The nature of Dr Codd’s deficits meant that options for appropriate rehabilitation were limited, so she resumed her Bachelor of Science to drive her cognitive recovery, going on to complete her PhD in Professor Bartlett’s laboratory. It was during this time that Dr Codd developed a technique for inducing a small stroke that only affected an animal’s ability to form new spatial memories whilst not impacting on motor function. This meant that cognitive function could be tested far more easily than with traditional stroke models.

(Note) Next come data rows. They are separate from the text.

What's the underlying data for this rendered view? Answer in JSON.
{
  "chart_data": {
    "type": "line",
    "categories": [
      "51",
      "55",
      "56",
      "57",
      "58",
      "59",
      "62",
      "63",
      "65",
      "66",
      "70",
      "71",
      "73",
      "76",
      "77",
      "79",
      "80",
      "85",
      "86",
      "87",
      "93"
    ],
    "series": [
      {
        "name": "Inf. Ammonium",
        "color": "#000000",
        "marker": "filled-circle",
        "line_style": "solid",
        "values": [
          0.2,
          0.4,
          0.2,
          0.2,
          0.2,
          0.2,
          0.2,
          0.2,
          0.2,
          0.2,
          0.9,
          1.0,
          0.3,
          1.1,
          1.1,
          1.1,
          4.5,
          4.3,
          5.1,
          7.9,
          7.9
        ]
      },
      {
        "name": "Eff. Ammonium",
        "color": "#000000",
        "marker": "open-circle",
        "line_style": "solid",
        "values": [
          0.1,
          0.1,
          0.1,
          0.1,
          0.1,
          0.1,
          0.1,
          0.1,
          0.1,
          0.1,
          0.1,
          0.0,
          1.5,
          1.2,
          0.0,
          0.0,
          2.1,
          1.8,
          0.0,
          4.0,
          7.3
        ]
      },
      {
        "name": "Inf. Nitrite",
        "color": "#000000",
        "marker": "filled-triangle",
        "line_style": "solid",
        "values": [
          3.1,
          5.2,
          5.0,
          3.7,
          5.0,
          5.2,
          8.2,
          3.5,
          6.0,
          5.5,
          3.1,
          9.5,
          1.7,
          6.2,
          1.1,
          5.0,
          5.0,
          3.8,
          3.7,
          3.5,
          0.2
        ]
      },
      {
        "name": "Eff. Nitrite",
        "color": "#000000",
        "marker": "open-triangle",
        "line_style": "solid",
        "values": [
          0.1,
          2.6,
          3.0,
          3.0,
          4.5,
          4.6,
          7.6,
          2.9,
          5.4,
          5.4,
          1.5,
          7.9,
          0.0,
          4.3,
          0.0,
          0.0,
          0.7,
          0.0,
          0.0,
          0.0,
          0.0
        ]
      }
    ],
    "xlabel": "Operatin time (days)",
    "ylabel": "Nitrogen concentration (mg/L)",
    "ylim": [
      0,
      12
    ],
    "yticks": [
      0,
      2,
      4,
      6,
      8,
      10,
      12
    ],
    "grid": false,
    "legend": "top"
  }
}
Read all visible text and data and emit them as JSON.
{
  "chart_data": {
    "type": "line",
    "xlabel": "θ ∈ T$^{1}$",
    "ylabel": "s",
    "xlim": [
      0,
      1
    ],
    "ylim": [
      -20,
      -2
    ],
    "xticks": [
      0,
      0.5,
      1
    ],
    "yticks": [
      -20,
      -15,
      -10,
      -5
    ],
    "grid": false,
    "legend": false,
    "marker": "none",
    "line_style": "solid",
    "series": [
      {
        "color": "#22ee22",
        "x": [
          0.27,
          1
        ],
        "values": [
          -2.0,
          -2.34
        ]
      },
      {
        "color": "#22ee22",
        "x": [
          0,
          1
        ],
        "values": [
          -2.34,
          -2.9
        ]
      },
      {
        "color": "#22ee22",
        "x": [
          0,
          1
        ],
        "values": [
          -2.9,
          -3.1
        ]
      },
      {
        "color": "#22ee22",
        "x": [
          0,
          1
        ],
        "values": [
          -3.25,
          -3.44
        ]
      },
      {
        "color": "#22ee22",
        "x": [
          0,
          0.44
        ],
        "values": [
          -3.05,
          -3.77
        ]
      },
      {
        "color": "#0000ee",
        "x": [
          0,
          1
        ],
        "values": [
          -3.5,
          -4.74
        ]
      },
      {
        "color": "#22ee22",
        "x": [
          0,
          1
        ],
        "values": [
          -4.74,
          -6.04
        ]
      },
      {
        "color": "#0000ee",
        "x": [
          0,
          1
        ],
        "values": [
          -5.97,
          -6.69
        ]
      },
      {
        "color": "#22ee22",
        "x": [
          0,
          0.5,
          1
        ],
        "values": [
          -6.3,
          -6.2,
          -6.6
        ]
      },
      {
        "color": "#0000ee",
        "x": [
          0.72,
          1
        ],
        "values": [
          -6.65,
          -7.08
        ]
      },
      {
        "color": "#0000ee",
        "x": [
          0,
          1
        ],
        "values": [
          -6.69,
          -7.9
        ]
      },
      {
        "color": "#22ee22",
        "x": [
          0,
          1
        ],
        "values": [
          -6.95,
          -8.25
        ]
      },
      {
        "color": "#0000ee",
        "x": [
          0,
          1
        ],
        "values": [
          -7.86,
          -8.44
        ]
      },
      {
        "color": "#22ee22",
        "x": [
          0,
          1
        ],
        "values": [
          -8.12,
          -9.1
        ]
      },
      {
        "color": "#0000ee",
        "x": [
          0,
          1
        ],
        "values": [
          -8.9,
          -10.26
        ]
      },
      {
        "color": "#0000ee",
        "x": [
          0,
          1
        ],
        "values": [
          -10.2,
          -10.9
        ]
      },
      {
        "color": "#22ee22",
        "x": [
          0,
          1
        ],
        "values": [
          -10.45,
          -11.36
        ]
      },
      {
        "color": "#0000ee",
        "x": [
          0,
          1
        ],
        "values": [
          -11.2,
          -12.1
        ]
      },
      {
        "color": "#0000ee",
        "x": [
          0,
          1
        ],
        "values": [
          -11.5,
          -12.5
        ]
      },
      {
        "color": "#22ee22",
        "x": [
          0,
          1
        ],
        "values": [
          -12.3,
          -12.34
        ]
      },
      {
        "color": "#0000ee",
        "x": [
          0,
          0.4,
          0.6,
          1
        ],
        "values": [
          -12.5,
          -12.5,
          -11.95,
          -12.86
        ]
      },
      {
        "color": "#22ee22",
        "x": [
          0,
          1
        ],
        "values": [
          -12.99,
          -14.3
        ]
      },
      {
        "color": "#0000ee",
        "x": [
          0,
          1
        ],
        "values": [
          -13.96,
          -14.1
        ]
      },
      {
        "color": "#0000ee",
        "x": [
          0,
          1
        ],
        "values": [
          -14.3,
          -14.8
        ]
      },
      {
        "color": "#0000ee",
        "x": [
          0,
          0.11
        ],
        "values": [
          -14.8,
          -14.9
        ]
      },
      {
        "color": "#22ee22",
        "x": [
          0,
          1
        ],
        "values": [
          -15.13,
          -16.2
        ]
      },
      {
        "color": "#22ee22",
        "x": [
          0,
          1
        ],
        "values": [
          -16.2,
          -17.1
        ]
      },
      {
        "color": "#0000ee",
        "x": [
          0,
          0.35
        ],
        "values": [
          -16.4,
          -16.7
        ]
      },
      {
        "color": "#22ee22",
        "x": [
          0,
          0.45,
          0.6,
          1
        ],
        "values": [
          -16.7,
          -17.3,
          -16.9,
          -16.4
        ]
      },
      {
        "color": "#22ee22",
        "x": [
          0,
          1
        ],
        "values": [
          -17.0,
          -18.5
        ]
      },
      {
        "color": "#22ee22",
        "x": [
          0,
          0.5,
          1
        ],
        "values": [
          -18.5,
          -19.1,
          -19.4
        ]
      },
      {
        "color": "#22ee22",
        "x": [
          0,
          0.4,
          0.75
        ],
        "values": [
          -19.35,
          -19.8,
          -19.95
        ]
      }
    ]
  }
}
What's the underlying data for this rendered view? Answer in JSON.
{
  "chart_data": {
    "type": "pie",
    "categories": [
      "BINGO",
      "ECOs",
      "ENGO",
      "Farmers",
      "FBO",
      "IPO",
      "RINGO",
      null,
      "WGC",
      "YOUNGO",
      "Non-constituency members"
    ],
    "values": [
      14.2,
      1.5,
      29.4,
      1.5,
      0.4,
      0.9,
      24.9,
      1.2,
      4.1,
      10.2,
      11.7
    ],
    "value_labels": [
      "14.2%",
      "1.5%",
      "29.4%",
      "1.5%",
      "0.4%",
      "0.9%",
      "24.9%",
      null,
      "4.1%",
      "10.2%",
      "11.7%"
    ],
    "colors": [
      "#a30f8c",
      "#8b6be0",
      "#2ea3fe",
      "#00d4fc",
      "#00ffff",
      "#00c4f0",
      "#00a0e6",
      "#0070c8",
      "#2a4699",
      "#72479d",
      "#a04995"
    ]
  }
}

Stem cell transplants are being heavily investigated around the world. However, the identification by Professor Bartlett’s group of different populations of latent hippocampal stem cells that can be activated by distinct pathways may make the need to obtain stem cells from an alternative source redundant. Dr Codd has built on the extensive findings from her colleagues, in Professor Bartlett’s laboratory, regarding activation of the different hippocampal stem cell populations in the normal and the aged brain.
Neurogenesis the key to recovery following stroke
She is examining what effect activating various hippocampal stem cells has on neurogenesis in an animal model of stroke and is currently determining the impact of this on cognitive recovery following stroke. Excitingly, initial results indicate that if a stroke survivor receives certain treatments, then they may be able to exploit the brain’s own natural ability to increase neurogenesis to compensate for stroke-induced deficits. Dr Codd and Professor Bartlett will also examine if there is an interaction between neuroinflammation and neurogenesis following stroke and how such relationships may impact on cognitive recovery.
Dr Codd’s ultimate aim is to translate positive laboratory findings into new behavioural and pharmacological approaches to restore cognitive functions in human stroke survivors. To spearhead this initiative, Dr Codd has established the Stroke Advisory Board which was formed to promote ongoing stroke research and its potential to improve recovery outcomes for stroke survivors, as well as to raise funds to substantially increase QBI’s research capacity into stroke.
Dr Codd is also active in raising awareness of stroke and from her personal experiences advocates the position that recovery happens over the course of an entire lifetime and is not restricted to the immediate post-stroke years.